Many of those questions were interested in finding out the background to the band’s split or the conception of their songs but in this conversation in 1970, Lennon not only explored The Beatles myth but also shared why, in his opinion, the band ‘died as musicians.’
In the conversation Lennon is asked, “the Beatles were talked about — and the Beatles talked about themselves — as being four parts of the same person. What’s happened to those four parts?” It’s a question with some serious weight as it offered the singer a chance to open up about one of the band’s biggest myths.
“They remembered that they were four individuals,” dryly replied Lennon. “You see, we believed the Beatles myth, too. I don’t know whether the others still believe it. We were four guys… I met Paul, and said, ‘You want to join me band?’ Then George joined and then Ringo joined.” It’s an idyllic scenario for any band, let alone the biggest the world had ever seen.
Lennon tries to simplify the iconography that has surrounded him throughout the previous decade into one sentence, “We were just a band that made it very, very, big that’s all.” But he does offer up a leading question for RS when he said, “Our best work was never recorded.”
Of course, that provokes the explanation and it seems to all reside on the lack of performing live. “We were performers—in spite of what Mick [Jagger] says about us—in Liverpool, Hamburg and other dance halls,” says Lennon reminiscing about the band’s early days. “What we generated was fantastic, when we played straight rock, and there was nobody to touch us in Britain. As soon as we made it, we made it, but the edges were knocked off.”
The singer then continues to eulogise what was, in his eyes, the loss of the band’s musical integrity, “You know Brian put us in suits and all that, and we made it very, very big. But we sold out, you know. The music was dead before we even went on the theatre tour of Britain. We were feeling shit already, because we had to reduce an hour or two hours’ playing, which we were glad about in one way, to 20 minutes, and we would go on and repeat the same 20 minutes every night.”
It was clear that a man like John Lennon preferred the buzz and the authentic connection of artist performing for their audience than the studio, like his songwriting partner Paul McCartney. “The Beatles music died then, as musicians. That’s why we never improved as musicians; we killed ourselves then to make it. And that was the end of it.”
“George and I are more inclined to say that; we always missed the club dates because that’s when we were playing music, and then later on we became technically, efficient recording artists—which was another thing—because we were competent people and whatever media you put us in we can produce something worthwhile.”

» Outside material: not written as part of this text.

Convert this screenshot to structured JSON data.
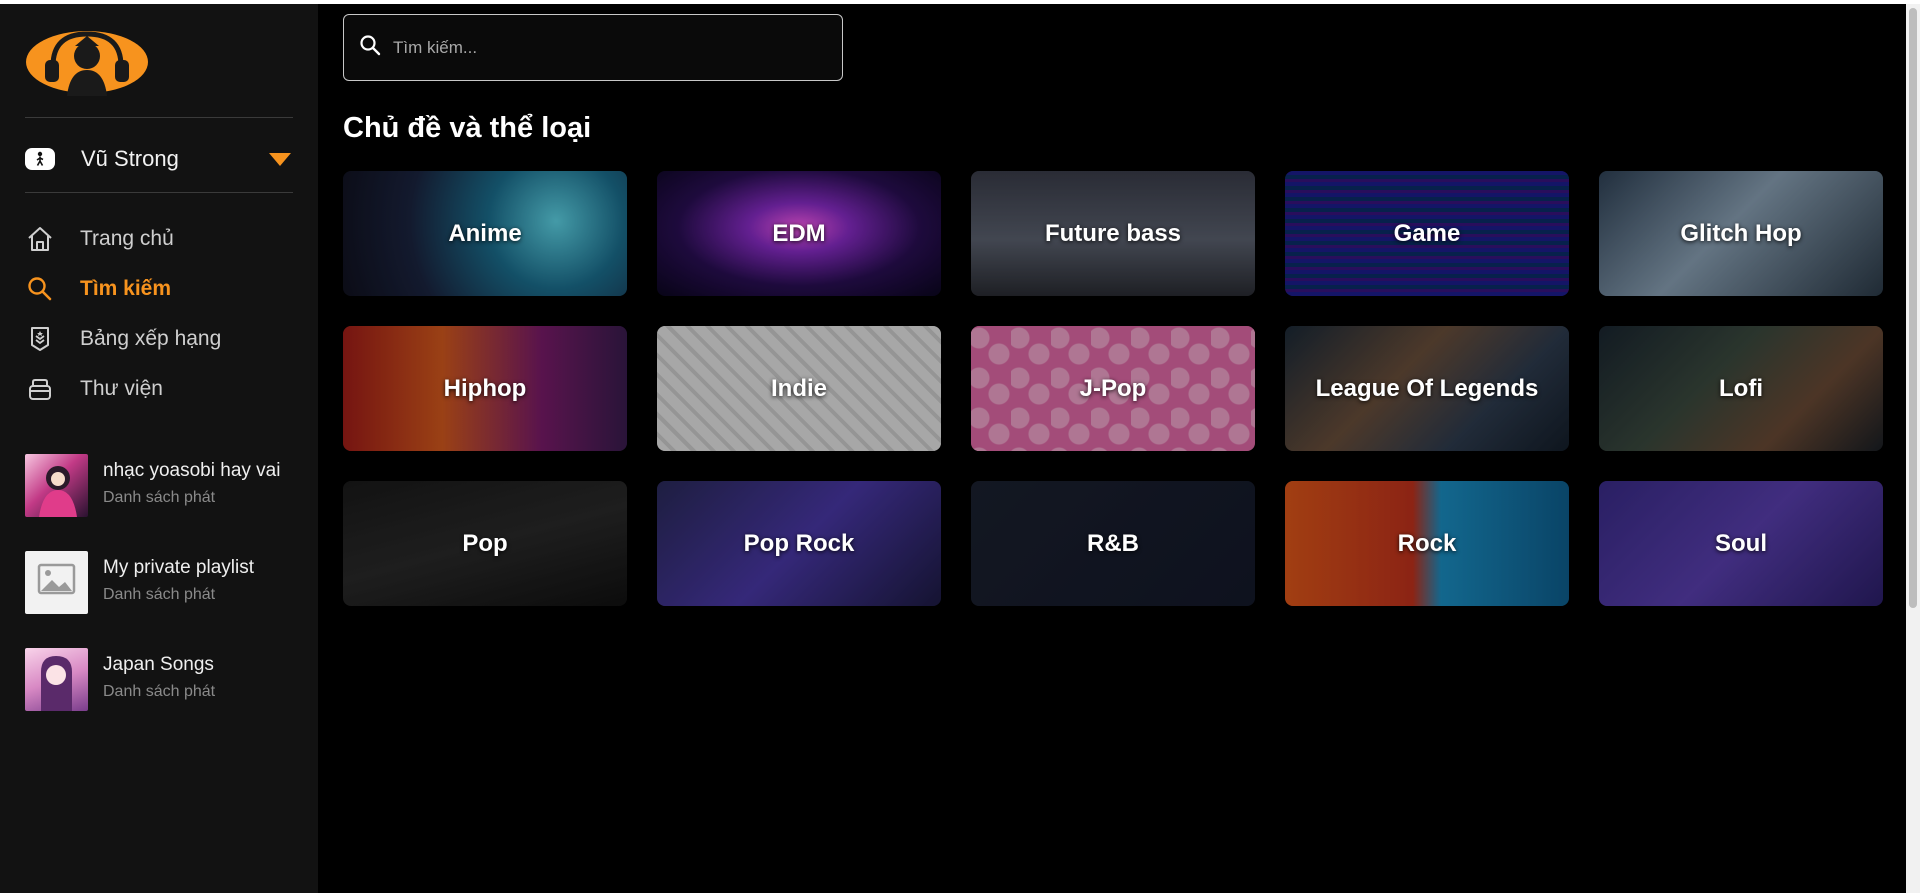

Many Beatles fans would argue that removing themselves from the live circuit actually propelled their career forward and certainly helped the group become a prolific recording outfit. However, it’s hard not to see Lennon’s point here. Perhaps the Fab Four could have continued a little bit longer if they were given the buzz of performing that clearly at least two of them desired. Alas, it was not to be but at least we have a ream of incredible records to comfort us.